Autorzy pracy postanowili zbadać grawitację na planetach innych układów gwiezdnych, aby zrozumieć ich perspektywy pod względem możliwości zamieszkania, możliwości pojawienia się i istnienia tam życia ziemskiego. Korzystając z danych o planetach odkrytych za pomocą teleskopu kosmicznego Kepler, astronomowie doszli do wniosku, że grawitacja na powierzchni większości egzoplanet będzie znacznie mniejsza niż wcześniej sądzono. W rzeczywistości prawie wszędzie jest dość blisko ziemi.

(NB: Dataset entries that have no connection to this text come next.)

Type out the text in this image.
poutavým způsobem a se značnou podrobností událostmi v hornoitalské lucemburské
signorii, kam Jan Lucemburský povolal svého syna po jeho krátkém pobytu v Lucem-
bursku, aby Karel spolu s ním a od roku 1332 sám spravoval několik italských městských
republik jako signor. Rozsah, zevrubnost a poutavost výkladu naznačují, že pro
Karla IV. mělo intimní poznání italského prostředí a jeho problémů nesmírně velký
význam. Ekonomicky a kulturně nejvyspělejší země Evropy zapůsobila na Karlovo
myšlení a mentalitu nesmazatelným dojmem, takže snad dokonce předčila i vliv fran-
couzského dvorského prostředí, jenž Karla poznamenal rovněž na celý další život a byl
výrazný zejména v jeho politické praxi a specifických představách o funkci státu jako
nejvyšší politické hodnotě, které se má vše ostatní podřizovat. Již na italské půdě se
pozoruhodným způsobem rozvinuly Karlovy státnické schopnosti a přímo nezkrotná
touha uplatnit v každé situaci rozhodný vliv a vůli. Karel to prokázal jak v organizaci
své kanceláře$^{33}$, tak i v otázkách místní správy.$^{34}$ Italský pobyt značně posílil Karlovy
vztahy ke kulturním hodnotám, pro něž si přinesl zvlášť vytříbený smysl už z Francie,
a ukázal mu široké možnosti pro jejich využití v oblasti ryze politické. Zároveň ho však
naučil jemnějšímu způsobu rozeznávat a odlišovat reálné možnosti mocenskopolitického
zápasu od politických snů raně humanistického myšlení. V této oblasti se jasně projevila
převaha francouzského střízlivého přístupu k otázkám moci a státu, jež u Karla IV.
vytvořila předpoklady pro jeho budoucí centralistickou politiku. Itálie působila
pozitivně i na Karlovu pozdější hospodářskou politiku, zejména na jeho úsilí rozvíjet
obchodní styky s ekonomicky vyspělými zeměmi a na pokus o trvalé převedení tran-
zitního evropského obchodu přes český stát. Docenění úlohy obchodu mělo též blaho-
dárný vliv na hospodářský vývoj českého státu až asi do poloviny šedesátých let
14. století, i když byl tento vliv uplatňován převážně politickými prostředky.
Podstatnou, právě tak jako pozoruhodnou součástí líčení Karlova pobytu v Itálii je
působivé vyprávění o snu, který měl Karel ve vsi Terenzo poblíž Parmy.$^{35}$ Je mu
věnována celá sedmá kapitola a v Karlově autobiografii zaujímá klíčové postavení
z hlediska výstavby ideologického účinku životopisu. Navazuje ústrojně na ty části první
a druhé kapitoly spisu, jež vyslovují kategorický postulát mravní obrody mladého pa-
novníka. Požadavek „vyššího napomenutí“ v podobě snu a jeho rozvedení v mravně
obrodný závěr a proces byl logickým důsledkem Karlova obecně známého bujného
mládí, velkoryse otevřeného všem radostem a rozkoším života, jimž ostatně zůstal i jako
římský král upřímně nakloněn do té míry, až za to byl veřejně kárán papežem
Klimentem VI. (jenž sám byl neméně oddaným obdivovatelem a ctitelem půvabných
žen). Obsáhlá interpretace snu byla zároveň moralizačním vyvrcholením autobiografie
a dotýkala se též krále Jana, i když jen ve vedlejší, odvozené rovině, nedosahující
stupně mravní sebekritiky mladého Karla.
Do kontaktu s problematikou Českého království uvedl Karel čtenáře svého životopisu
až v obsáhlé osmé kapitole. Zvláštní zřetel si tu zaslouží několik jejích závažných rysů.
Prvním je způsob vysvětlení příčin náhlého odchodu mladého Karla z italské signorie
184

Głównym tego powodem jest fakt, że wraz ze wzrostem masy planety jej grawitacja staje się nieco silniejsza. Szybkość potrzebna do opuszczenia takiej planety staje się tak duża, że cząsteczki substancji świetlnych nie mogą jej dosięgnąć. W rezultacie dla ciał dwa lub więcej razy większych od Ziemi o średniej gęstości nie decydują skały, ale lżejsze pierwiastki: woda i gazy. Dlatego nawet super-Ziemie - znacznie masywniejsze niż nasza planeta, będą miały grawitację powierzchniową bardzo zbliżoną do grawitacji Ziemi.

Image
Image

Zdjęcie: Pixabay

Astronomowie ilustrują swoje przemyślenia na temat dobrze znanych planet Układu Słonecznego. Wenus. Uran, Neptun i Saturn różnią się znacznie masami (0,82, 14, 17 i 95 od poziomu Ziemi). Jednak grawitacja na ich powierzchni - lub w niższych gęstych warstwach atmosfery w przypadku Saturna - różni się znacznie mniej. Na Wenus jest to 0,91 Ziemi, na Uranie - 0,9, na Neptunie - 1,14, a na Saturnie - 1,06 Ziemi. Jest to całkiem zrozumiałe, jeśli pamiętamy, że średnia gęstość tej samej Wenus jest trzykrotnie wyższa niż Urana. Dlatego będąc na jej powierzchni, każdy obiekt będzie znacznie bliżej środka ciężkości planety. Ponieważ grawitacja zmniejsza się proporcjonalnie do kwadratu odległości, bliskość środka ciężkości odgrywa większą rolę niż całkowita masa ciała niebieskiego.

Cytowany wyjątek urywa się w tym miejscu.